The twin peril to the joy of sending text is that I can also receive them. Halfway through the day on Friday, I got a text on my phone from my teacher neighbor around the corner.
The peed in your ice chest

Isn't he hilarious, this one? Ha ha ha, siiighhh...I love these colorful characters I work with back home!

I threw back a one word message,
liar

...and went off to do something pretentious. Perhaps it was a poetry slam or a discussion on innovative classroom methods or just cruising the exhibit hall for free books. Whatever, when I finished it, I had a return text.
I'm totally serious.

My thumbs flew back with some fury about the incompetence of the sub or guesses at the perpetrator or some such and all was left until I returned today.

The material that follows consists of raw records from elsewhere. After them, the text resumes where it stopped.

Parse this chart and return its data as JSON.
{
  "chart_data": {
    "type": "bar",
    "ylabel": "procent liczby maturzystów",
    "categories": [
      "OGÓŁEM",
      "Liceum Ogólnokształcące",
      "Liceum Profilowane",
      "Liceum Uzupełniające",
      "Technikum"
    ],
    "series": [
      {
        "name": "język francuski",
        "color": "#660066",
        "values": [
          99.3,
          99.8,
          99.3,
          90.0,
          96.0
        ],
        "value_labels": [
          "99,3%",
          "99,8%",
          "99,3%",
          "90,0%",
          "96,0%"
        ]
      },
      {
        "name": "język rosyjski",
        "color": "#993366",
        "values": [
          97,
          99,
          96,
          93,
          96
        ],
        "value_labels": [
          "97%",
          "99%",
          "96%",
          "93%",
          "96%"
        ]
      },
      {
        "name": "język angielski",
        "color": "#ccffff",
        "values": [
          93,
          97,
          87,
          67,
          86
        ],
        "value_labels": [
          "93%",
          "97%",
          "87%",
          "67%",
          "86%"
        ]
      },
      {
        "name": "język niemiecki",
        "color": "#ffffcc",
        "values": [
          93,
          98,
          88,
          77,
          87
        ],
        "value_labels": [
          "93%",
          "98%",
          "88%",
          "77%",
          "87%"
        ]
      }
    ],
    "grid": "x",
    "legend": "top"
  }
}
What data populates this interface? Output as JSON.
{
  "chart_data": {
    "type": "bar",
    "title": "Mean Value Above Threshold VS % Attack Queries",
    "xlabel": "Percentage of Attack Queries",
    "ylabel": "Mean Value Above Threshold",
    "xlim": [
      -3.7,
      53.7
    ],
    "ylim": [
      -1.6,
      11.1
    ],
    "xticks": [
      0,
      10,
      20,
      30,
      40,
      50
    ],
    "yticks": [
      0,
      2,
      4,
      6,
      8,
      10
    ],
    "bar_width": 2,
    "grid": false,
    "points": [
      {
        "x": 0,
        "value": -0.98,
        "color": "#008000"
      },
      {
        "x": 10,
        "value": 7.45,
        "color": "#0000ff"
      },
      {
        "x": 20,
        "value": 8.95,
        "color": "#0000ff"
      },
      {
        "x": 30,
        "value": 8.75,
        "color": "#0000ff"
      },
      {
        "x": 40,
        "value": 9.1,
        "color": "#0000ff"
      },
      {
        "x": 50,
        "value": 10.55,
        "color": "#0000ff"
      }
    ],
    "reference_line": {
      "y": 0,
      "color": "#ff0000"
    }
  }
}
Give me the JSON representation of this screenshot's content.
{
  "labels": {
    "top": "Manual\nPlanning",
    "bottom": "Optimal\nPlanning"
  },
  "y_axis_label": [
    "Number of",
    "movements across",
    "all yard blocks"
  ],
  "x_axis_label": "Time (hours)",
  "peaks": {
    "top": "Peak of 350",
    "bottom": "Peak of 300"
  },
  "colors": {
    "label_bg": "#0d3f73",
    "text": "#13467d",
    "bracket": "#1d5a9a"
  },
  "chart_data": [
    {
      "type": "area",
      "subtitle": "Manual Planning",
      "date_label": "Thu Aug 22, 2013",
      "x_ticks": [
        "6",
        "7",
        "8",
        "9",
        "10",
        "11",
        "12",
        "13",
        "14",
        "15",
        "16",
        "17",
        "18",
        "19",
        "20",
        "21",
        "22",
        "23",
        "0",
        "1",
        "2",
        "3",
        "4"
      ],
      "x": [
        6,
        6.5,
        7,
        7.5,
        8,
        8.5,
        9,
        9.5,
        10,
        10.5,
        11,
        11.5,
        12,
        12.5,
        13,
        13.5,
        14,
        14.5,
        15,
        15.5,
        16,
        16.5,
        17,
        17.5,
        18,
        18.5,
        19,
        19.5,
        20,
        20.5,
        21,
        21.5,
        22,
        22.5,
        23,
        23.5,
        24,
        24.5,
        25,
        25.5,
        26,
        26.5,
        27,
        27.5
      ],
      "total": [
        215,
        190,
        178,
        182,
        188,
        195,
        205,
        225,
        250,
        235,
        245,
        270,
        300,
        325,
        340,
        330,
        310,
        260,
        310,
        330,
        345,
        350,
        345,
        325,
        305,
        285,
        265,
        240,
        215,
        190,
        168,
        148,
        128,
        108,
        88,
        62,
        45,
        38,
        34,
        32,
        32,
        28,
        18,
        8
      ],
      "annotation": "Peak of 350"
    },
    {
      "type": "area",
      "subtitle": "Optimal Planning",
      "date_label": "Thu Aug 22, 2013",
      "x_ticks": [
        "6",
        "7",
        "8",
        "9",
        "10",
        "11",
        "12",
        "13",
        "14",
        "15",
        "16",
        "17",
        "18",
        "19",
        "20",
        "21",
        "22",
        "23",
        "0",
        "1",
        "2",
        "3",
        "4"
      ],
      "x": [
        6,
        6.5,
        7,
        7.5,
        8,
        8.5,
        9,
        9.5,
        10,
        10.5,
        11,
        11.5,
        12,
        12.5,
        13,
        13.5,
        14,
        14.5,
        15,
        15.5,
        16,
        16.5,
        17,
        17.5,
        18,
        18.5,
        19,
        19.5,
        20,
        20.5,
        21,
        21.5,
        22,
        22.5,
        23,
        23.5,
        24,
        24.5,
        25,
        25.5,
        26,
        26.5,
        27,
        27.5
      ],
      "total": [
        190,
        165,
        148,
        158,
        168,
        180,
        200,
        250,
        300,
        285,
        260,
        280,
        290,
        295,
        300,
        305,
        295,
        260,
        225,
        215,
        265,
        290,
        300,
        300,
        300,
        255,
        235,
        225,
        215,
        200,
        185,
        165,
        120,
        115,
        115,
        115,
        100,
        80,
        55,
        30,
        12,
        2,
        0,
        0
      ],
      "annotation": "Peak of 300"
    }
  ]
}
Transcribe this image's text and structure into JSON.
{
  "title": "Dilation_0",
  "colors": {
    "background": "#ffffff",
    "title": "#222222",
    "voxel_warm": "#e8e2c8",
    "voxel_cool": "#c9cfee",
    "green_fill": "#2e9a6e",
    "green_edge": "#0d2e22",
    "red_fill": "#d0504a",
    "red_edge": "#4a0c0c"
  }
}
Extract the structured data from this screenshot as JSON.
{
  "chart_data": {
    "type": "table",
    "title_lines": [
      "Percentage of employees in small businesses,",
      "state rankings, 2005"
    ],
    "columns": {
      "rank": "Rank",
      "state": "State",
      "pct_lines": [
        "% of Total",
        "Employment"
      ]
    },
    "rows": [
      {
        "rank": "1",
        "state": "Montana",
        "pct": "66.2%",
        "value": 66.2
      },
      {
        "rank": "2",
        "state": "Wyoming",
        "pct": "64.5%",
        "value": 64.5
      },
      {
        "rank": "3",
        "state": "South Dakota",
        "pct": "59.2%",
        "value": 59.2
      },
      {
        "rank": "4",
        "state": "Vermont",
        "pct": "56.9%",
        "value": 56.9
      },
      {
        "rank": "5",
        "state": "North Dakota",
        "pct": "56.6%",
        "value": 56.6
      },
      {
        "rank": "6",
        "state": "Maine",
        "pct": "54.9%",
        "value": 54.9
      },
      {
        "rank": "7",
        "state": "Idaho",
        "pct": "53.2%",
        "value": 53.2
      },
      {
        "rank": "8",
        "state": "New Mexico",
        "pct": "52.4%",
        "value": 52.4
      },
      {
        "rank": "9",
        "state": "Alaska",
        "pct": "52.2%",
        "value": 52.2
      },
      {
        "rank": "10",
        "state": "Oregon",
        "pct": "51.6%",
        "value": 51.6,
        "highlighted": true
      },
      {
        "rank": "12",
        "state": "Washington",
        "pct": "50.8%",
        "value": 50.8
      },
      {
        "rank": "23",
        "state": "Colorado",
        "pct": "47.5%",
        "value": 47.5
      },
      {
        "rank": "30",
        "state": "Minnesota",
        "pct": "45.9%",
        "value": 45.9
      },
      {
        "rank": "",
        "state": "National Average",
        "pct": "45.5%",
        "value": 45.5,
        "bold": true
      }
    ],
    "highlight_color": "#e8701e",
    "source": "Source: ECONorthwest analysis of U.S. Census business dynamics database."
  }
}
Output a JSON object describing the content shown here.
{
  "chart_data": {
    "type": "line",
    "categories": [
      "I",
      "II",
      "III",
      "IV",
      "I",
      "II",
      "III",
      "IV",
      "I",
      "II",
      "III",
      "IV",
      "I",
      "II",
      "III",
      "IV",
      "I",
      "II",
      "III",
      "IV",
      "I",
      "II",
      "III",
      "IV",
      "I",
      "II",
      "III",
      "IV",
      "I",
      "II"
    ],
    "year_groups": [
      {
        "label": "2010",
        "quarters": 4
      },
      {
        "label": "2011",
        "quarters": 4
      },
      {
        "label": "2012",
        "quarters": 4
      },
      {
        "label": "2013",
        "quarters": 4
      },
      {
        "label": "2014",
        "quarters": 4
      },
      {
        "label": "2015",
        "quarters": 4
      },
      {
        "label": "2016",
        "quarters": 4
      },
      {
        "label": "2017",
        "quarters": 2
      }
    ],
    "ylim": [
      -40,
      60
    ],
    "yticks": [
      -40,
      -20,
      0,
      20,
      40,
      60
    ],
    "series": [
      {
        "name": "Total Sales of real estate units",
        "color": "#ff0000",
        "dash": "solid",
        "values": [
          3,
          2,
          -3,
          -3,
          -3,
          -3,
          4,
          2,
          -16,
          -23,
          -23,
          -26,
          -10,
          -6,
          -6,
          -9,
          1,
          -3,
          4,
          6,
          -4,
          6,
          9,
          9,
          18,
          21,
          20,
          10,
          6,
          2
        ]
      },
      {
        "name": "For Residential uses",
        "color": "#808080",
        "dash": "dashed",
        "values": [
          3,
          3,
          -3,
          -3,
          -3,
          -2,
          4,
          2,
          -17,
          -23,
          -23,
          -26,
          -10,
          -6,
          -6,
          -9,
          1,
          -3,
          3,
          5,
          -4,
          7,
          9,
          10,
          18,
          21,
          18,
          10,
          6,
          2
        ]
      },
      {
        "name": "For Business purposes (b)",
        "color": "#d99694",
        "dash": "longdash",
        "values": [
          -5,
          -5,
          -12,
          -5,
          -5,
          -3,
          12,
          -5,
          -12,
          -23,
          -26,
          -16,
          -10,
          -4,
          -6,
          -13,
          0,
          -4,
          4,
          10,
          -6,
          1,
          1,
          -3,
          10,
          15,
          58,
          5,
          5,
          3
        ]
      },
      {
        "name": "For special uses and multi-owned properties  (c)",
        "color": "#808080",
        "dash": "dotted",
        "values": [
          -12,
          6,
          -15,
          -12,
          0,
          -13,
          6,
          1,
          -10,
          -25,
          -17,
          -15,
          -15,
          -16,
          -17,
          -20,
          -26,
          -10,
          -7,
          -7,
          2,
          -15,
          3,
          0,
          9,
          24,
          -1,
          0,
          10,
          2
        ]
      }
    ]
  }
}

Today, when the students would fully experience the dark, dark midnight of my wrath.

The urinator had already confessed and is on a temporary sabbatical from English class. His accomplices were nabbed today and the ice chest will be replaced. Once the guilty three were removed, I could finally laugh about the incident and I was thrilled to see that my class echoed both my outrage and my laughter. Jokes about this being the "number one problem" flowed like...well, they flowed.

Sorry, it's not yet that funny.

5 comments:

finijo said...

LOL! Come on - it's that funny.

Crib Chick said...

See...there's just no numbering the people that you hurt with this trip to NY.

I think he was acting out, you know, like cats do when their masters do something they don't like.

Inheritor of Heaven said...

Some of my students were asking me if I texted (is that really a word?) anyone on my phone. I assured them that yes I did. They did not believe me and asked if I knew what LOL was. Of course. Then they asked me if I knew what gtg was. Of course. Then one asked if I knew what bamf was. I thought for a moment, turned red (that they would ask me that one ...it was a girl who asked that question) and said yes, indeed I think I do know that one. They did not believe me and asked what I thought it meant. I said, "I would be a bamf if I answered that." They thought that was a cop-out so I said it must mean something regarding being a Bad*donkey*female parent*expeletive. They agreed, yes you do know what it means.

Crib Chick said...

Inheritor of Heaven, this is funny to me on so many levels...

First of all, one of my daughter's friends offered to text a message *for me* when I acknowledged that there was no way I could compete with any of them for speed/accuracy in texting.

Secondly, I know that my speed is limited by my inability to make myself use '4' instead of 'for', etc., and that makes me a dinosaur.

But thirdly...I think I have a new catch phrase: "I am a bad donkey female parent expletive!!" ROFLOL!

Reiza said...

While we were at Target a few weeks ago, we were almost hit by a car speeding through the crosswalk. The driver didn't even see us. He was too busy texting WHILE HE DROVE. He wasn't even looking at the road. He was looking down at his phone and typing a text message.

This was an adult male with an adult female and a little girl in the car with him.

I couldn't believe it.

Dh used to complain that text messaging is destroying the language. Now we both suspect it's going to destroy the whole freaking world.